JAKARTA – Riset yang dilakukan oleh tim peneliti dari Universitas California menunjukkan bahwa seseorang yang memiliki tidur berkualitas dapat mengatur kadar gula darah dalam tubuh dengan baik. Sehingga, mengurangi risiko terkena penyakit diabetes.

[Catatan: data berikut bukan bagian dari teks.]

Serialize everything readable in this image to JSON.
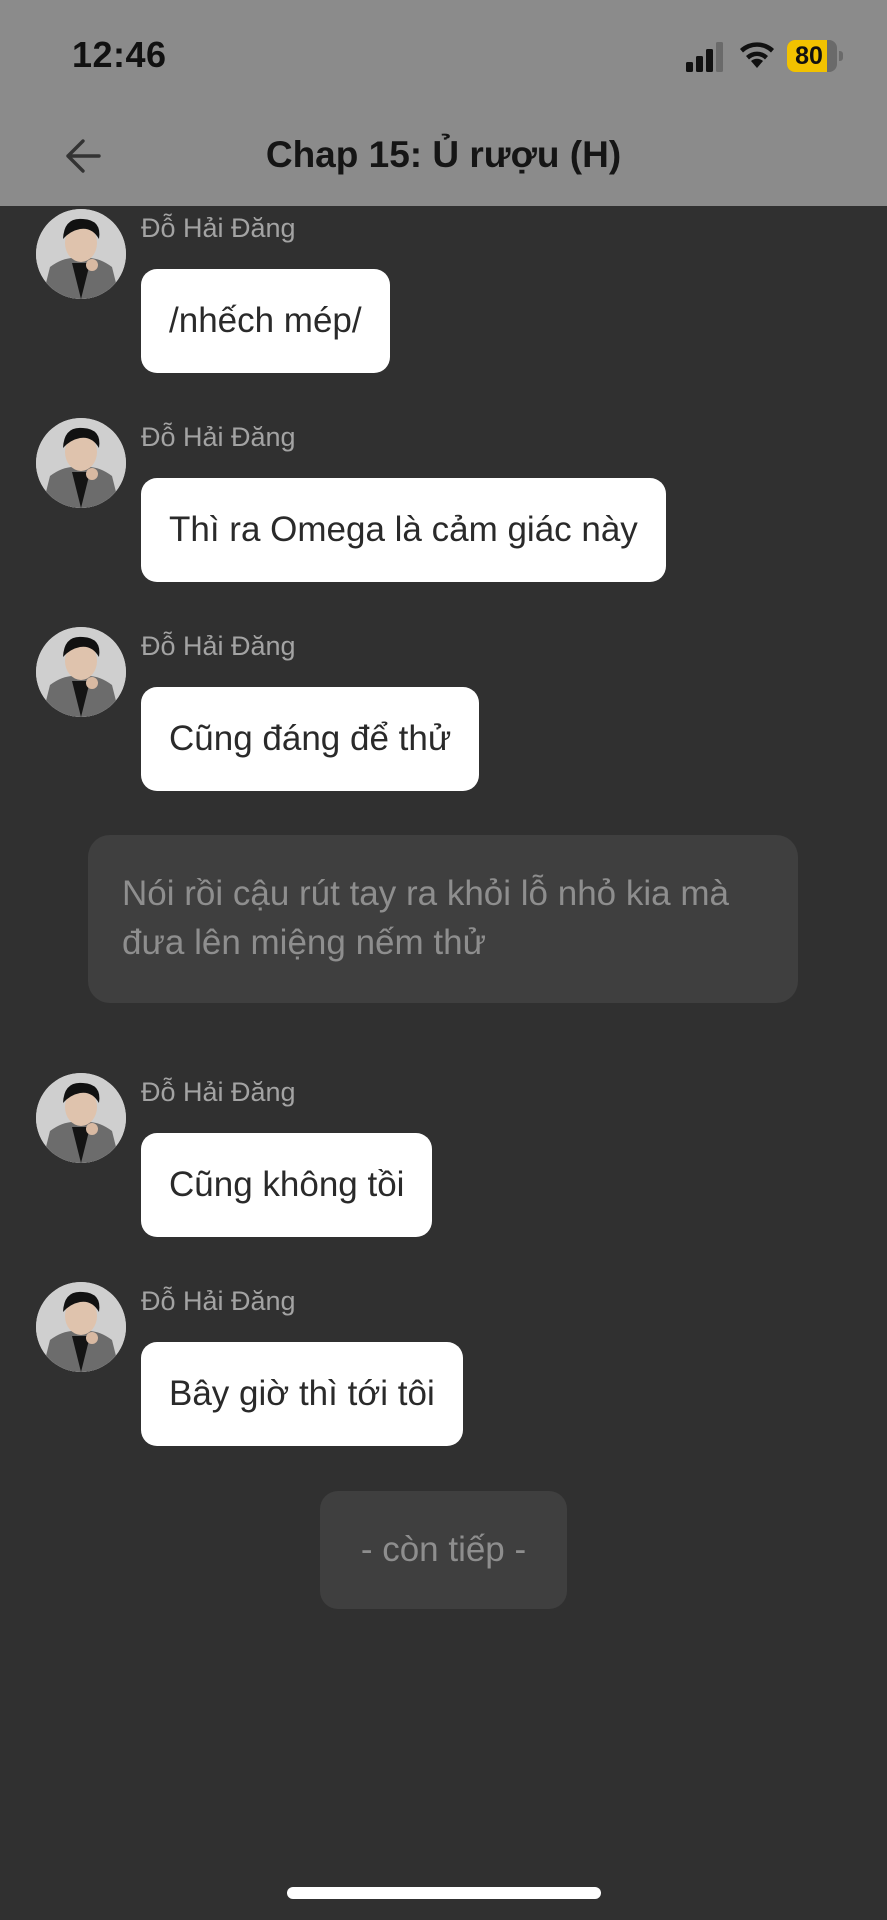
{
  "status_bar": {
    "time": "12:46",
    "battery_level": "80",
    "battery_fraction": 0.8,
    "battery_color": "#f2c200",
    "icons": [
      "cellular-signal-icon",
      "wifi-icon",
      "battery-icon"
    ]
  },
  "header": {
    "title": "Chap 15: Ủ rượu (H)",
    "back_icon": "arrow-left-icon",
    "background": "#8b8b8b"
  },
  "messages": [
    {
      "sender": "Đỗ Hải Đăng",
      "text": "/nhếch mép/"
    },
    {
      "sender": "Đỗ Hải Đăng",
      "text": "Thì ra Omega là cảm giác này"
    },
    {
      "sender": "Đỗ Hải Đăng",
      "text": "Cũng đáng để thử"
    },
    {
      "sender": "Đỗ Hải Đăng",
      "text": "Cũng không tồi"
    },
    {
      "sender": "Đỗ Hải Đăng",
      "text": "Bây giờ thì tới tôi"
    }
  ],
  "narration": {
    "text": "Nói rồi cậu rút tay ra khỏi lỗ nhỏ kia mà đưa lên miệng nếm thử"
  },
  "footer": {
    "continue_label": "- còn tiếp -"
  },
  "colors": {
    "background": "#303030",
    "bubble": "#ffffff",
    "narration_box": "#3f3f3f"
  }
}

Laporan yang diterbitkan oleh Medical Daily menyebutkan bahwa penelitian ini menemukan manfaat dari gelombang otak yang dihasilkan saat manusia tidur nyenyak, yang disebut sebagai “sleep spindle” dan gelombang lambat.
Kedua jenis gelombang otak tersebut ternyata berperan dalam mengatur sensitivitas insulin yang bertugas mengontrol kadar gula darah.
Matthew Walker, salah satu anggota tim peneliti, menjelaskan bahwa gelombang otak yang bekerja secara sinkron bertindak seperti memicu reaksi berantai di otak, menurun ke jantung, kemudian diarahkan untuk mengatur gula darah dalam tubuh.
“Khususnya, kombinasi sleep spindle dan gelombang lambat dapat memprediksi peningkatan sensitivitas tubuh terhadap insulin, yang pada gilirannya akan mengurangi kadar glukosa darah,” katanya.
Riset ini, yang dipublikasikan di Cell Reports Medicine, menyarankan bahwa pentingnya kualitas tidur lebih diutamakan daripada lamanya waktu tidur bagi penderita diabetes.
Selain itu, mengatur pola tidur juga dianggap sebagai perubahan gaya hidup yang efektif dalam mengendalikan kadar gula darah.
Para peneliti percaya bahwa temuan ini dapat membuka peluang untuk menggunakan tidur nyenyak sebagai bentuk terapi dan penanganan yang bebas dari rasa sakit bagi penderita diabetes.
Vyoma D. Shah, anggota tim peneliti lainnya, menambahkan bahwa penemuan ini juga menunjukkan bahwa gelombang otak saat tidur nyenyak dapat berfungsi sebagai indikator sensitivitas kadar gula darah seseorang pada hari berikutnya.